Source :: 2001 :: acheter ce disque

Il y a deux ans, le raffut autour de KLR nous avait permis cinq secondes de croire en l'impensable, en l'inimaginable, en l'inespéré. La presse et quelques fans nous vendaient soudainement le groupe de rap français auquel nous n'osions plus rêver, le posse imaginatif et décomplexé qui allait libérer le hip-hop d'ici de ses clichés, le sextet magique qui s'apprêtait à connecter la France au sémillant underground international. Nous nous précipitions alors chez notre disquaire le plus proche, le coeur plein d'espérance. Mais quelle ne fut pas notre déception quand nous découvrimes, en lieu et place des Arsonists ou des Rahzel (selon) français qu'on nous avait promis... un groupe de zouk.

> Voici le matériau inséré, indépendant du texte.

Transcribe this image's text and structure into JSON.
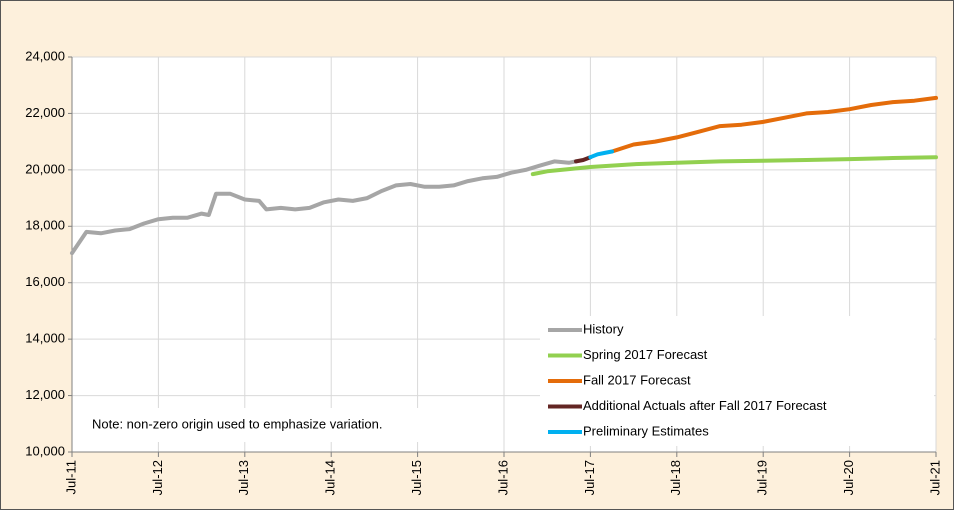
{
  "chart_data": {
    "type": "line",
    "note": "Note: non-zero origin used to emphasize variation.",
    "xlim": [
      "2011-07",
      "2021-07"
    ],
    "xticks": [
      {
        "value": "2011-07",
        "label": "Jul-11"
      },
      {
        "value": "2012-07",
        "label": "Jul-12"
      },
      {
        "value": "2013-07",
        "label": "Jul-13"
      },
      {
        "value": "2014-07",
        "label": "Jul-14"
      },
      {
        "value": "2015-07",
        "label": "Jul-15"
      },
      {
        "value": "2016-07",
        "label": "Jul-16"
      },
      {
        "value": "2017-07",
        "label": "Jul-17"
      },
      {
        "value": "2018-07",
        "label": "Jul-18"
      },
      {
        "value": "2019-07",
        "label": "Jul-19"
      },
      {
        "value": "2020-07",
        "label": "Jul-20"
      },
      {
        "value": "2021-07",
        "label": "Jul-21"
      }
    ],
    "ylim": [
      10000,
      24000
    ],
    "yticks": [
      {
        "value": 10000,
        "label": "10,000"
      },
      {
        "value": 12000,
        "label": "12,000"
      },
      {
        "value": 14000,
        "label": "14,000"
      },
      {
        "value": 16000,
        "label": "16,000"
      },
      {
        "value": 18000,
        "label": "18,000"
      },
      {
        "value": 20000,
        "label": "20,000"
      },
      {
        "value": 22000,
        "label": "22,000"
      },
      {
        "value": 24000,
        "label": "24,000"
      }
    ],
    "grid": true,
    "legend": "lower right",
    "series": [
      {
        "name": "History",
        "color": "#a6a6a6",
        "x": [
          "2011-07",
          "2011-09",
          "2011-11",
          "2012-01",
          "2012-03",
          "2012-05",
          "2012-07",
          "2012-09",
          "2012-11",
          "2013-01",
          "2013-02",
          "2013-03",
          "2013-05",
          "2013-07",
          "2013-09",
          "2013-10",
          "2013-12",
          "2014-02",
          "2014-04",
          "2014-06",
          "2014-08",
          "2014-10",
          "2014-12",
          "2015-02",
          "2015-04",
          "2015-06",
          "2015-08",
          "2015-10",
          "2015-12",
          "2016-02",
          "2016-04",
          "2016-06",
          "2016-08",
          "2016-10",
          "2016-12",
          "2017-02",
          "2017-04",
          "2017-05"
        ],
        "values": [
          17050,
          17800,
          17750,
          17850,
          17900,
          18100,
          18250,
          18300,
          18300,
          18450,
          18400,
          19150,
          19150,
          18950,
          18900,
          18600,
          18650,
          18600,
          18650,
          18850,
          18950,
          18900,
          19000,
          19250,
          19450,
          19500,
          19400,
          19400,
          19450,
          19600,
          19700,
          19750,
          19900,
          20000,
          20150,
          20300,
          20250,
          20300
        ]
      },
      {
        "name": "Spring 2017 Forecast",
        "color": "#92d050",
        "x": [
          "2016-11",
          "2017-01",
          "2017-07",
          "2018-01",
          "2018-07",
          "2019-01",
          "2019-07",
          "2020-01",
          "2020-07",
          "2021-01",
          "2021-07"
        ],
        "values": [
          19850,
          19950,
          20100,
          20200,
          20250,
          20300,
          20320,
          20350,
          20380,
          20420,
          20450
        ]
      },
      {
        "name": "Fall 2017 Forecast",
        "color": "#e46c0a",
        "x": [
          "2017-10",
          "2018-01",
          "2018-04",
          "2018-07",
          "2018-10",
          "2019-01",
          "2019-04",
          "2019-07",
          "2019-10",
          "2020-01",
          "2020-04",
          "2020-07",
          "2020-10",
          "2021-01",
          "2021-04",
          "2021-07"
        ],
        "values": [
          20650,
          20900,
          21000,
          21150,
          21350,
          21550,
          21600,
          21700,
          21850,
          22000,
          22050,
          22150,
          22300,
          22400,
          22450,
          22550
        ]
      },
      {
        "name": "Additional Actuals after Fall 2017 Forecast",
        "color": "#632523",
        "x": [
          "2017-05",
          "2017-06",
          "2017-07"
        ],
        "values": [
          20300,
          20350,
          20450
        ]
      },
      {
        "name": "Preliminary Estimates",
        "color": "#00b0f0",
        "x": [
          "2017-07",
          "2017-08",
          "2017-09",
          "2017-10"
        ],
        "values": [
          20450,
          20550,
          20600,
          20650
        ]
      }
    ]
  }
}
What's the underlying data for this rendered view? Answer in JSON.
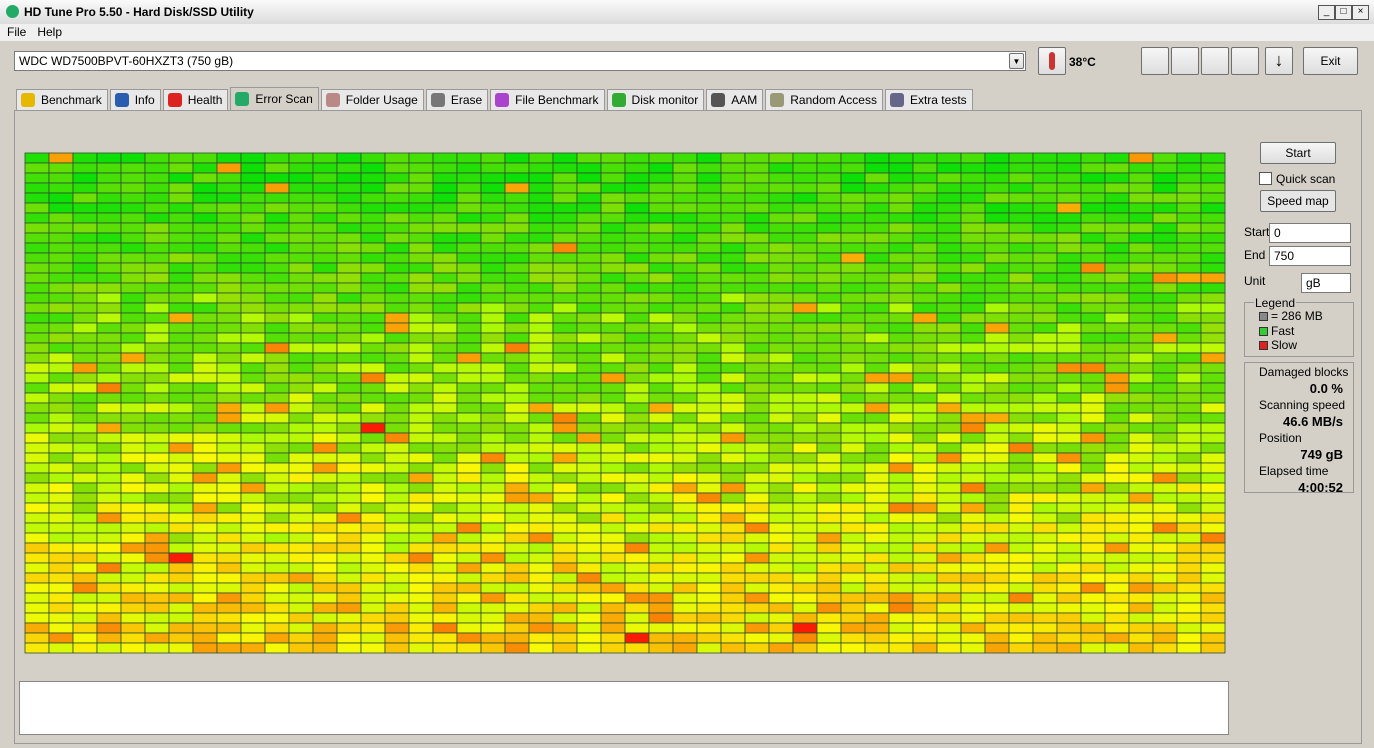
{
  "window": {
    "title": "HD Tune Pro 5.50 - Hard Disk/SSD Utility"
  },
  "menu": [
    "File",
    "Help"
  ],
  "toolbar": {
    "drive": "WDC WD7500BPVT-60HXZT3 (750 gB)",
    "temperature": "38°C",
    "exit": "Exit"
  },
  "tabs": [
    "Benchmark",
    "Info",
    "Health",
    "Error Scan",
    "Folder Usage",
    "Erase",
    "File Benchmark",
    "Disk monitor",
    "AAM",
    "Random Access",
    "Extra tests"
  ],
  "active_tab": "Error Scan",
  "controls": {
    "start_button": "Start",
    "quick_scan": "Quick scan",
    "speed_map": "Speed map",
    "start_label": "Start",
    "start_value": "0",
    "end_label": "End",
    "end_value": "750",
    "unit_label": "Unit",
    "unit_value": "gB"
  },
  "legend": {
    "title": "Legend",
    "items": [
      "= 286 MB",
      "Fast",
      "Slow"
    ]
  },
  "stats": [
    {
      "label": "Damaged blocks",
      "value": "0.0 %"
    },
    {
      "label": "Scanning speed",
      "value": "46.6 MB/s"
    },
    {
      "label": "Position",
      "value": "749 gB"
    },
    {
      "label": "Elapsed time",
      "value": "4:00:52"
    }
  ]
}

Pas de doute, Saian Supa Crew avait alors bénéficié du marketing du siècle. Incroyable comment ces joyeux lurrons à l'humour digne de Roland Magdane (remember) avaient floué leur monde. Vendus allégrement sur les ondes rap françaises façon Bande à Basile (remember bis) pour ton fils et assimilés à la scène rap indé par ces incorrigibles Anglais, toujours enclins à s'enticher des premiers teletubbies venus, les six compères avaient bien réussi leur coup, même si, dans le même temps sortait un certain "Game Over 99" qui augurait de choses plus excitantes dans la catégorie "hip hop français différent".

Mais peu importe notre avis de nerds qui se la touchent. Toujours vaillant, le Saïan revient avec sa bonne humeur pas forcément communicative à l'occasion de X-Raisons, un second album très longue durée. Et, il faut bien l'avouer, le tout n'est pas trop mal. Passons le emceeing foufou, le rap onomatopée à la Busta Rhymes ("ah ! plus oh ! c'est uh ! haut oh ! ah !"), le phrasé ragga, l'humour navrant des interludes. Oui, passons, si nous en avons la force. Et concentrons-nous sur les instrus, globalement entraînantes, variées, ludiques, bien foutues et agréables comme tout, à quelques exceptions près. Exemple, le très sympathique "Tourner La Page" ce rap conscient intelligent qui tire habilement profit d'un sample accéléré de Nougaro.

Voilà l'explication et voilà tout pour la critique, Saïan Supa Crew sont si différents et tellement plus inventifs que leurs congénères que certains s'affolent et les trouvent géniaux. Certaine presse les a même comparés à Antipop Consortium. Les mêmes les avaient déjà assimilés à Arsonists et à Rahzel, comme on l'a dit, alors bon, pourquoi pas. Nous ne sommes plus à ça près. Enfin, tout de même, les Antipop Consortium français... Il faut mépriser le rap plus que nous encore pour sortir ce genre d'ânerie.

Il y a deux ans, le Saïan nous avait tellement été vanté qu'il nous avait cruellement, mais vraiment cruellement déçus. Maintenant que nous savons tous que c'est une bande de joyeux drilles qui font du rap gentil pour s'amuser, nous les trouvons plutôt sympas. Et puis c'est vrai, il serait mal placé de leur reprocher de ne pas ressembler au rap français normal, terriblement pleurnichard et tristounet. Specta, Sly The Mic Buddah, Sir Samuel, Vicelow, Feniski et Leeroy sont au moins des gens ouverts, personnels, imaginatifs et positifs. Des fans de Dragon Ball Z ne peuvent pas être tout à fait mauvais.

Seulement, idéalistes rabat-joies que nous sommes, nous continuons à attendre autre chose du rap français que des disques de variété, aussi réussis soient-ils. Et en cela, nous avons sans doute tort.